SA councils unite for roadwork innovation

A crumbed rubber road surfacing project by City of Mitcham, South Australia.

Three councils in Adelaide have commenced an initiative to explore new techniques and technologies to build and resurface local roads.  Roads are the largest asset among Australia’s councils and local governments are responsible for 75 percent of the country’s road network.

Led by the City of Mitcham, in partnership with the cities of Unley and Holdfast Bay, expressions of interest were requested by 24 January to find companies and research bodies willing to partner with the Councils to develop proposals that could lead to demonstration sites.

“We’re not looking for a one-off solution, rather we’re interested in demonstrating that some or all of the proposals will work long-term and can be applied to our whole road network in the future,” City of Mitcham’s Lead Engineer, Russell King, said.

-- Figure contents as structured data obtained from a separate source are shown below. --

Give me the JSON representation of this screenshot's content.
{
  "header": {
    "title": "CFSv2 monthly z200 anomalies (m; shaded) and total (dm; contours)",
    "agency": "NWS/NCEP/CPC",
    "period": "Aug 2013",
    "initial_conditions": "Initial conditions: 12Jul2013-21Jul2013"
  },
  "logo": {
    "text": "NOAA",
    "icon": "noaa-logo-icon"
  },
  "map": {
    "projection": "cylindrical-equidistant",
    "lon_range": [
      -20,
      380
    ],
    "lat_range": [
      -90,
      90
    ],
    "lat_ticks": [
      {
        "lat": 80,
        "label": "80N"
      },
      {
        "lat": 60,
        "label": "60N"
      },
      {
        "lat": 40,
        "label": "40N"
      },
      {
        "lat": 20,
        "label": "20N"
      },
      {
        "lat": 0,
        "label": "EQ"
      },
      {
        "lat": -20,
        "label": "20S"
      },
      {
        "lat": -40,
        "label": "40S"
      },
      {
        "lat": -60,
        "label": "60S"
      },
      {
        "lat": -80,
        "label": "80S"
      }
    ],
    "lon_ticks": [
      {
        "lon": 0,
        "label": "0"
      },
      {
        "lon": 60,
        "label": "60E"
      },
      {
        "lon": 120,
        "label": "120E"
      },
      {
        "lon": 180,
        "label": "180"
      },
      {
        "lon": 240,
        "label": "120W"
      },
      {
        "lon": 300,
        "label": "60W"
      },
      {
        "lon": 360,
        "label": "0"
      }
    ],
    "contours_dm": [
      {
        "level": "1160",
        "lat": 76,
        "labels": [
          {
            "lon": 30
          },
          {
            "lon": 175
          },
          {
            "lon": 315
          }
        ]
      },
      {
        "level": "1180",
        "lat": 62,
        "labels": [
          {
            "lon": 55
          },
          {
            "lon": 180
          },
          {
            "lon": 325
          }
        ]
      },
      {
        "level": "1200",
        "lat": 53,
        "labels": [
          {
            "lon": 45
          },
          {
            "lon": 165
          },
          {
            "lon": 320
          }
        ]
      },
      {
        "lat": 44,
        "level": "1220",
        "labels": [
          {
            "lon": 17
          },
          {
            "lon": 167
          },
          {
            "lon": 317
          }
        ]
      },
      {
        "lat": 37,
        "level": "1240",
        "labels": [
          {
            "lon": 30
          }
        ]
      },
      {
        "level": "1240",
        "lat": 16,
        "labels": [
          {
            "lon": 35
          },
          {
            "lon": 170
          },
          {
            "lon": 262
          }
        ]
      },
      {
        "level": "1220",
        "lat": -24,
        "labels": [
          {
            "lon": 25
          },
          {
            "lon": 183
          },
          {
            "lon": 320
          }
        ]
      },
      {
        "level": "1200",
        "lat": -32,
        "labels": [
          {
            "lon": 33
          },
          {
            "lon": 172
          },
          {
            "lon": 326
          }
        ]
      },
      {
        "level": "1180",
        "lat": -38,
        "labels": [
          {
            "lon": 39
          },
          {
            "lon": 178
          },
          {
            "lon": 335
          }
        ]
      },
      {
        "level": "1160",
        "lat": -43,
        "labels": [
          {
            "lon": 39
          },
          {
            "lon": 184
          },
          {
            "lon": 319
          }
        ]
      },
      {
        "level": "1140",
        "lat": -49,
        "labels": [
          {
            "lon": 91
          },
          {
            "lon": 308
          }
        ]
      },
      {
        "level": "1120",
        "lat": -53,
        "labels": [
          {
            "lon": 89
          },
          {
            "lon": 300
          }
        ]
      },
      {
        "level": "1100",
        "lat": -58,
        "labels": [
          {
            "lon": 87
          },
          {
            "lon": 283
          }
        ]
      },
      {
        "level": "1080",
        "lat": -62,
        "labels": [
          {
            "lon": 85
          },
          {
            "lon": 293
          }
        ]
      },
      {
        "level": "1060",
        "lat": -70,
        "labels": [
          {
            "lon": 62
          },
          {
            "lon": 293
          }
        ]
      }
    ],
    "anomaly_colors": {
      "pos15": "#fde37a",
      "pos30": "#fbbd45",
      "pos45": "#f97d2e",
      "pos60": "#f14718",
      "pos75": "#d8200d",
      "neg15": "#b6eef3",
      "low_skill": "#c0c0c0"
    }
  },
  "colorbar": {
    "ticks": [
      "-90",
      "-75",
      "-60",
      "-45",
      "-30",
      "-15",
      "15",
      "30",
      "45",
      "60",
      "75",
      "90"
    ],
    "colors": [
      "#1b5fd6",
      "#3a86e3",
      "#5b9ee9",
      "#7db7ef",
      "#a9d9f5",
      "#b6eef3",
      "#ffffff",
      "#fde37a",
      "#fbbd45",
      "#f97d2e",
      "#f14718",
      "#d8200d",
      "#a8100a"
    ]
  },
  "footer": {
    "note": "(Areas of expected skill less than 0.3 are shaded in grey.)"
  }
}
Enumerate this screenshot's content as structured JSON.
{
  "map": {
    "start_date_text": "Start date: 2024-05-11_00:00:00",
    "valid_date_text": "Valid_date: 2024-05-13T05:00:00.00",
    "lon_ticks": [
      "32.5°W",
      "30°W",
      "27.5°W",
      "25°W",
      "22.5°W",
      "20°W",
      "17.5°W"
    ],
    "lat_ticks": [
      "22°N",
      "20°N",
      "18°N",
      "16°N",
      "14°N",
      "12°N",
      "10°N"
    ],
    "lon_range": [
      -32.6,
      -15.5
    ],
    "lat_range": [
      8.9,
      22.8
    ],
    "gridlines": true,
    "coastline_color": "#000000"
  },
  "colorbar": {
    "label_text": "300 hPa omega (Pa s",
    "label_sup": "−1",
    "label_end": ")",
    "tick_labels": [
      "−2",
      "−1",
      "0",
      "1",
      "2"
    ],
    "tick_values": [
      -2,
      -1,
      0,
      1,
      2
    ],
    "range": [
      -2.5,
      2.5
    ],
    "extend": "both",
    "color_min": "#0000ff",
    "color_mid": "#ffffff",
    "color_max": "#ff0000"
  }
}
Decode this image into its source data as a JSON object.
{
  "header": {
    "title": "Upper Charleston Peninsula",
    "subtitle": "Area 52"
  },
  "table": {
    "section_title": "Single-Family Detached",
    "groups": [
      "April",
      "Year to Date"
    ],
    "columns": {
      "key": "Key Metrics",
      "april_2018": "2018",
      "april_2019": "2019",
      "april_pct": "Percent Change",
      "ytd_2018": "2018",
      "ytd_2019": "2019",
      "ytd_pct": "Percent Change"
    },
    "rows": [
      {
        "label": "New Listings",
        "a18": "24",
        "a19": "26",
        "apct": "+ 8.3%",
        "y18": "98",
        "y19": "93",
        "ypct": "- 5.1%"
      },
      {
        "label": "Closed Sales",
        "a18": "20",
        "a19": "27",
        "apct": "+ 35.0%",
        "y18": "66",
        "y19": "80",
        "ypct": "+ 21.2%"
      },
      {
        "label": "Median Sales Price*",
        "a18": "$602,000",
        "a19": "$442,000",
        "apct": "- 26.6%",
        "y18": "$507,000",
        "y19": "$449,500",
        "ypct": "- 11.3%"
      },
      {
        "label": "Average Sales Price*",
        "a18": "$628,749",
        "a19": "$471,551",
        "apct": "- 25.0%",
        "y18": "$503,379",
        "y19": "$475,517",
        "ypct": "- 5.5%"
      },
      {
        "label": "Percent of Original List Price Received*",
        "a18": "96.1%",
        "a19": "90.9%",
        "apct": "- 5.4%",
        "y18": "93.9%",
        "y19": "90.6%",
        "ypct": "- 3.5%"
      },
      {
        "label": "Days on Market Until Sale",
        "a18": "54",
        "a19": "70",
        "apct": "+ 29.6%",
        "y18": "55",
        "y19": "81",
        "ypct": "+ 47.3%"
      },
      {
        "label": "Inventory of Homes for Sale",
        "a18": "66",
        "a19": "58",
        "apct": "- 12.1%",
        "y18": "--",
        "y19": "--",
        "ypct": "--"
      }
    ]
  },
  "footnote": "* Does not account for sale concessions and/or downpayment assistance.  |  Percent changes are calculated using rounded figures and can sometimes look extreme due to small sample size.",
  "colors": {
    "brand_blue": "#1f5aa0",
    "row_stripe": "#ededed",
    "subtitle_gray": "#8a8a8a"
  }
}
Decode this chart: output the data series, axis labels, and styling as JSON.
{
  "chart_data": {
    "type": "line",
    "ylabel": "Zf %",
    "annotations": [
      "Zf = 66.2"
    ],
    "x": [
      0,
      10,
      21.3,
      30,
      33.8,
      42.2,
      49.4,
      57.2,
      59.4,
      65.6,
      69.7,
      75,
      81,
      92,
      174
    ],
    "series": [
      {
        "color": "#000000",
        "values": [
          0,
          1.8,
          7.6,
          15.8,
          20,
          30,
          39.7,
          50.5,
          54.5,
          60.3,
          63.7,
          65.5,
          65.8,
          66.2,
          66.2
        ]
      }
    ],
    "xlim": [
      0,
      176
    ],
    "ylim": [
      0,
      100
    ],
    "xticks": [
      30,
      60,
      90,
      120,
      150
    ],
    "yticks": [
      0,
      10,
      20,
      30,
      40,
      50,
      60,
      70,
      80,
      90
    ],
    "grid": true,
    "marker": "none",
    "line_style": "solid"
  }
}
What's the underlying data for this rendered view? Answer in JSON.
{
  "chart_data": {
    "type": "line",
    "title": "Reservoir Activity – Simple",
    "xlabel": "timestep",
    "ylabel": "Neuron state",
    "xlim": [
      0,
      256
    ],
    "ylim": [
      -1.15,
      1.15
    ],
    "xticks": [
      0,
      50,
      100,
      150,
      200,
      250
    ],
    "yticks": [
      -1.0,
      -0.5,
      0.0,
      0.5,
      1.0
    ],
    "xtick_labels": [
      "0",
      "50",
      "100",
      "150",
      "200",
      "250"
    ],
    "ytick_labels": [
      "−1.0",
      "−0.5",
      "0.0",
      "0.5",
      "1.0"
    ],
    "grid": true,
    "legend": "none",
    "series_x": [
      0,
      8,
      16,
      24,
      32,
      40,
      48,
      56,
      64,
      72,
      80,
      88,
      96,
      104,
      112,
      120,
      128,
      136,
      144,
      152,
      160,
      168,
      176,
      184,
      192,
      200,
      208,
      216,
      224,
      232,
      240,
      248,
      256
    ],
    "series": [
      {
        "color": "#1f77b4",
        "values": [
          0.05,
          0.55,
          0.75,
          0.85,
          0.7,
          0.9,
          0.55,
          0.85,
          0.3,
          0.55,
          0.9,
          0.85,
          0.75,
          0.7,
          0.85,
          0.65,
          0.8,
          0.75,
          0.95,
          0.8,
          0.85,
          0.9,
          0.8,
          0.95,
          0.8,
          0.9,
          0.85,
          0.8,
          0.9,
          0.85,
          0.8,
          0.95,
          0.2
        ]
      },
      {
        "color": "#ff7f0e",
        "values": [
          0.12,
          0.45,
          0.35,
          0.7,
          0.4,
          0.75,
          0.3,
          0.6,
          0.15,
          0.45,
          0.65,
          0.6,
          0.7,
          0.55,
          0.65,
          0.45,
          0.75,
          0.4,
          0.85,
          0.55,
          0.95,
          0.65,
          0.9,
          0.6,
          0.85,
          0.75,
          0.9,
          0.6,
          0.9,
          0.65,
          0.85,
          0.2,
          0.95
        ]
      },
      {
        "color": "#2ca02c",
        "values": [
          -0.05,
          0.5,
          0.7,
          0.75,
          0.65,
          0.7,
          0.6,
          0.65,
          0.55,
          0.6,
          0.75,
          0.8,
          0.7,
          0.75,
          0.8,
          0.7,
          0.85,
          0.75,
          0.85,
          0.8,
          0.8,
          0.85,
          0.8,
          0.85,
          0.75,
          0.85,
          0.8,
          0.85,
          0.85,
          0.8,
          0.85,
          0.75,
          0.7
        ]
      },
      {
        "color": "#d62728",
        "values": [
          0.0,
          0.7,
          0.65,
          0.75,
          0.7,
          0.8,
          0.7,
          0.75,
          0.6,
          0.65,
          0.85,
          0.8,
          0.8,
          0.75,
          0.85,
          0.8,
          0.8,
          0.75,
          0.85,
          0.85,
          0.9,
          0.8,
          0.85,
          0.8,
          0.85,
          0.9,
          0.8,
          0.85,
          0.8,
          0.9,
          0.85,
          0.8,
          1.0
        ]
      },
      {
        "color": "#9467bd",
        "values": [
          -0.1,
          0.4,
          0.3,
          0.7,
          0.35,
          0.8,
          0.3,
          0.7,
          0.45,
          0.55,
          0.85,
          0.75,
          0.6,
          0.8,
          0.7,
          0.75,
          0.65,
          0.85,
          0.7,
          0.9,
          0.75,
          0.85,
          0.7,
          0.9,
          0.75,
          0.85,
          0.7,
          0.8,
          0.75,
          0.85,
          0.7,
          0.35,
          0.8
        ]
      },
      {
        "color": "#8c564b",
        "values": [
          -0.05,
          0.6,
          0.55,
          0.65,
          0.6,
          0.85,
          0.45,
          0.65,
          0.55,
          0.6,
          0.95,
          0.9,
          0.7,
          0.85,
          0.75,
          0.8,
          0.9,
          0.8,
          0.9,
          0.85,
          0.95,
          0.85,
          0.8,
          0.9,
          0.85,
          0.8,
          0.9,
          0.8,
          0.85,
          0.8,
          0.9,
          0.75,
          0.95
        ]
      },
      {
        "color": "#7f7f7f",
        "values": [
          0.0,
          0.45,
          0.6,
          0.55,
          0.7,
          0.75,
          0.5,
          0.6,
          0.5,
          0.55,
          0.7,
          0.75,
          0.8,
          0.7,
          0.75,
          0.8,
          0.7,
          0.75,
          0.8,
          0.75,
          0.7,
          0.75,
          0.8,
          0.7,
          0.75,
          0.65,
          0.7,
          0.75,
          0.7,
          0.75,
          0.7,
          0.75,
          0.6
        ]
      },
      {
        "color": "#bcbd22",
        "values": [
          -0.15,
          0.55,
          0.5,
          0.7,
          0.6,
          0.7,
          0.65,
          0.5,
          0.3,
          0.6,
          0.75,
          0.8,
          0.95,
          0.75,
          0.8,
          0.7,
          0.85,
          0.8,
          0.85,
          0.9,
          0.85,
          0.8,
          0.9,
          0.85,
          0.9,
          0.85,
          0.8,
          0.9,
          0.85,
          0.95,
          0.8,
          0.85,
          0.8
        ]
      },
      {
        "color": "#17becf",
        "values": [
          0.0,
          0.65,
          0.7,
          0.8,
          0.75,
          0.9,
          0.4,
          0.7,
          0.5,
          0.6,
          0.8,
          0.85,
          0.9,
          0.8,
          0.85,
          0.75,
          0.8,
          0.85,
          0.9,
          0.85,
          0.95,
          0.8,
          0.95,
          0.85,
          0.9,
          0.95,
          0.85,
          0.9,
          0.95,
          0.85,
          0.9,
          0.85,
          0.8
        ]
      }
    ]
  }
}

“Innovators in the asphalt industry may want totrial new mixes or designs, for example”.

“Suppliers and civil contractors may be experimenting with different materials and mixes or better, safer work methods and want to test those, while education and research organisations may wish to get involved in finding practical applications in the field for trials of the latest cutting-edge technology or research to make our roads safer or last longer.”

City of Mitcham has a track record of using new surfaces, including a new crumbed rubber trial with five other South Australian councils, and a permeable pavement pilot that increased the amount of rainwater going to trees in a suburban park.

“We’re constantly striving to push the boundaries of current practices to provide more efficient ways of doing things, and also offering more sustainable outcomes, with a strong community focus and benefit,” Mr King said.

“We’ve partnered with other councils, manufacturers, and universities in the past with great results and we’re keen to see this continue.”

The three councils’ aims include cost savings by reducing construction time and the amount of materials needed, and making them recyclable at the end of their life to create a circular economy for road assets.

Other possible outcomes include a reduction in carbon emissions, safer working methods so employees and contractors get home safely every day, and a safer road environment for vehicles, pedestrians, and cyclists.

Now the expression of interest process has closed, the next step is identifying interesting ideas or practices the councils would like to explore, trial or demonstrate.

The councils will then negotiate and liaise with successful applicants to determine suitable sites, funding, testing regimes, and any costs to procure the goods or services.

“There is already great synergy between our councils that builds on the relationships we have established with past projects, and it makes sense that many urban councils in our state are seeing the benefits of collaboration for reasons that go beyond costs,” Mr King said.

“I hope that this pilot project develops over time and we see more cooperation, resource sharing and active partnerships spring up between councils, and that this will ultimately result in better outcomes for our work programs, for what the community needs, and in operations that have reduced negative impacts on our environment.”

Image: A crumbed rubber mix road surfacing project in the City of Mitcham, SA.